Luego de meses de silencio y dubitaciones, Mauricio Macri movió, diez días atrás, una de las fichas clave de su gabinete porteño, y dejó saber quién era su candidato para comandar el Ministerio de Cultura: Luis Hernán Rodríguez Felder. La primera reacción del ambiente fue de sorpresa: a pocos les sonaba el nombre de Felder –llegado al cargo por recomendación del galerista Ignacio Gutiérrez Saldívar–, todavía menos conocían su trayectoria. Pero la tensa expectativa generada por su designación se crispó tan sólo dos días después, cuando Felder –director de la editorial El Imaginador; profesor, filósofo autodidacta y titiritero, según se definió– otorgó los primeros reportajes a la prensa y transparentó sus opiniones en materia artística y cultural. Opiniones que, a la luz de los acontecimientos, le costaron caras: Felder no superó la andanada de críticas que llovieron desde todos los ámbitos –extraño suceso: la decisión de Macri logró abroquelar en la vereda de enfrente, y en tiempo récord, al progresismo y al conservadurismo–, y apenas una semana después de su nombramiento el líder del PRO se vio forzado a remover del cargo a un ministro antes de que pudiera asumir.
Más allá de las desafortunadas confesiones de Felder –atacar a una institución legitimada por su trabajo como el Centro Cultural Recoleta, y a artistas como León Ferrari, que por esos días se alzaba con el León de Oro a la trayectoria en Venecia–, y de la inmediata y violenta reacción que generaron entre artistas e intelectuales, lo interesante sería intentar ver qué es lo que estos sucesos dicen acerca de uno de los mayores enigmas de la futura gestión Macri, es decir, en lo que se refiere a gestión cultural.
Si luego de cuatro años quedó claro que para el Gobierno nacional la cultura no es una prioridad, sino apenas una materia a administrar con dosis iguales de demagogia y populismo –un congreso de cultura sin artistas, máquinas expendedoras de libros en la vía pública y una Biblioteca Nacional que funcione a la vez como centro cultural y casa editora–, menos atractivo aún, hasta ahora, es lo que el macrismo tiene para ofrecer: pocas ideas y casi ningún interés, al menos en lo que toca a sus líderes de fórmula.
Tal vez lo que más asombre del caso Felder es la completa falta de tacto a la hora de elegir: se trate de una realidad o de una mera aspiración, los habitantes de Buenos Aires gustan de mostrarse orgullosos del espíritu cultural de la Ciudad (ya sea de su circuito de teatro alternativo, de su festival de cine independiente o de la serie de lecturas de poesía y narrativa que tienen lugar todas las semanas).
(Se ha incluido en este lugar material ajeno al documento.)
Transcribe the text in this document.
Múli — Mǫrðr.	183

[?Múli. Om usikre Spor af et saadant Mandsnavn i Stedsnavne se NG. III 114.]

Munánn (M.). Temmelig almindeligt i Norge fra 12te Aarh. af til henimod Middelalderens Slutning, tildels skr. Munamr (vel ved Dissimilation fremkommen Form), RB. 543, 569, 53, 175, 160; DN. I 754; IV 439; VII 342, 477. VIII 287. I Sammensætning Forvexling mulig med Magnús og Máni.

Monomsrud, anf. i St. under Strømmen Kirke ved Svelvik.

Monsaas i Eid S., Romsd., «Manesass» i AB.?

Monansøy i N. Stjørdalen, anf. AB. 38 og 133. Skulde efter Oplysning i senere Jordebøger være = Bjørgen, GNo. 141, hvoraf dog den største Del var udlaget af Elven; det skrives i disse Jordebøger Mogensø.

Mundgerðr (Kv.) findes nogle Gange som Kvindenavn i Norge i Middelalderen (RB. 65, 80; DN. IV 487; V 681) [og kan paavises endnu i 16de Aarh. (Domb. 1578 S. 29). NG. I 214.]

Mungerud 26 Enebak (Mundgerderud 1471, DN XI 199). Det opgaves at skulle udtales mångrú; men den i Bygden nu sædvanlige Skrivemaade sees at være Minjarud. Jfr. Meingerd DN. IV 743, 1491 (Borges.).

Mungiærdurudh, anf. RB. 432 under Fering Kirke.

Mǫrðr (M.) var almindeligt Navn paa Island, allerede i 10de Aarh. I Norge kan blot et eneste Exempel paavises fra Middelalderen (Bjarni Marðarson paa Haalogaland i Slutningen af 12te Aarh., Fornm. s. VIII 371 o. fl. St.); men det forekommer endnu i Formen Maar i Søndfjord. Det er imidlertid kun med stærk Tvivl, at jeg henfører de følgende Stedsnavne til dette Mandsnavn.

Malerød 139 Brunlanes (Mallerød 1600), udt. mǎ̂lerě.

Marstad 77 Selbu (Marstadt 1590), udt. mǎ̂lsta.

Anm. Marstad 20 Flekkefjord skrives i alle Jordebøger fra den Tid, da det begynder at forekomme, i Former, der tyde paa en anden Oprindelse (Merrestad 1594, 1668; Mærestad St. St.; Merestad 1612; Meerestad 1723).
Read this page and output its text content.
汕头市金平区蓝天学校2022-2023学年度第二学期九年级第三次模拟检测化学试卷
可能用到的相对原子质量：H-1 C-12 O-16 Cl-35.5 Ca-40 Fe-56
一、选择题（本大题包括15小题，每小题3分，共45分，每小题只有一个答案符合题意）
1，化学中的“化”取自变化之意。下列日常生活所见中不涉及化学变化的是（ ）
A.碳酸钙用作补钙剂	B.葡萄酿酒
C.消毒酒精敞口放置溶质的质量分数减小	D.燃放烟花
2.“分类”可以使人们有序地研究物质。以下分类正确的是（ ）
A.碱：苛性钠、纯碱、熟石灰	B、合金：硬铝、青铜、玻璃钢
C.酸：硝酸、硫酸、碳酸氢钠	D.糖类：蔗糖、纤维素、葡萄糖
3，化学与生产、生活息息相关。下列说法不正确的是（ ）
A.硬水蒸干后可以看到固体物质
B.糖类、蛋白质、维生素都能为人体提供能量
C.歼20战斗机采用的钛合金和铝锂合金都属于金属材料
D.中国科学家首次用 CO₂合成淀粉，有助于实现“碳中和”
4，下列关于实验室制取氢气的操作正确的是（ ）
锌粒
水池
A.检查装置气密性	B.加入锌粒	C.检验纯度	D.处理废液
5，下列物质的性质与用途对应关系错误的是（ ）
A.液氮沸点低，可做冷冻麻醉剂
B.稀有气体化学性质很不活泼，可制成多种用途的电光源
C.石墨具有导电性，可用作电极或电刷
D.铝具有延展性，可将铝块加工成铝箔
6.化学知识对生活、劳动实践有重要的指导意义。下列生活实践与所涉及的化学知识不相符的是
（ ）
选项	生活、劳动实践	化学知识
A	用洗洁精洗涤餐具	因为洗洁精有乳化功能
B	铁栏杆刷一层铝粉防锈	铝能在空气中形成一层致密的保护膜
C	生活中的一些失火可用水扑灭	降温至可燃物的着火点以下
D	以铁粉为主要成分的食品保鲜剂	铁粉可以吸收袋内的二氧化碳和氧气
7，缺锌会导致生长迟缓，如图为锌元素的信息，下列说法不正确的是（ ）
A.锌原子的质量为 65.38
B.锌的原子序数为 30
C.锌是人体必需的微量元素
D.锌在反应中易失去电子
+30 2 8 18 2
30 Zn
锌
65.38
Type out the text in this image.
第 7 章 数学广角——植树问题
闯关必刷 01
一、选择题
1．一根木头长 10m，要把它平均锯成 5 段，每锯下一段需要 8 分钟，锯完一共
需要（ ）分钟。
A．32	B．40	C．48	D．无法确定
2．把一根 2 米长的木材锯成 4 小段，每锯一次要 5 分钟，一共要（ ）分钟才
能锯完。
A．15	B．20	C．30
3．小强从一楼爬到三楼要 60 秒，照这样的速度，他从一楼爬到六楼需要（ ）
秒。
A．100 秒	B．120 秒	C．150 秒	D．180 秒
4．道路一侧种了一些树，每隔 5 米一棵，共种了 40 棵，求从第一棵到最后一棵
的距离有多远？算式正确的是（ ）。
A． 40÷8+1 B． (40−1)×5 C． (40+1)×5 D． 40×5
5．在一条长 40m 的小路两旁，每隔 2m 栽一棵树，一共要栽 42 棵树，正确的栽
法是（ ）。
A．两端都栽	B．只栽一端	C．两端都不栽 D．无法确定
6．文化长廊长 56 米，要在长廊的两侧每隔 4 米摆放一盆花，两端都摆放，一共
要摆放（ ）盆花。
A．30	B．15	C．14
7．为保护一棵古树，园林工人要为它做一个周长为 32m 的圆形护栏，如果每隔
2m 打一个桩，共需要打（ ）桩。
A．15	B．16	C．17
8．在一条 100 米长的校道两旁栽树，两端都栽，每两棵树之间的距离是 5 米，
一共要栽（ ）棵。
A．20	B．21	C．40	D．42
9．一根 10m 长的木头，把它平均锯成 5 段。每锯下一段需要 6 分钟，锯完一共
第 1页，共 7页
No haberse siquiera detenido a reflexionar sobre esto a la hora de designar a la persona que tendrá a su cargo el impulso y la administración de la cultura durante los próximos cuatro años evidencia una falta completa de sensibilidad y conocimiento del pulso porteño, indispensable para quien aspire a gobernar con cierta tranquilidad.
Hacer política implica saber que hay valores intangibles que no cotizan en Bolsa, pero que conforman un capital simbólico insoslayable. El macrismo tendrá que tenerlo en cuenta si quiere evitar traspiés como el que tuvo que sufrir justo en una semana electoral, y para alejar los fantasmas –la inexistencia de un aparato político, y de cuadros adecuados para ocupar las diversas áreas de gobierno– que el oficialismo señala, a veces con razón, como sus principales debilidades.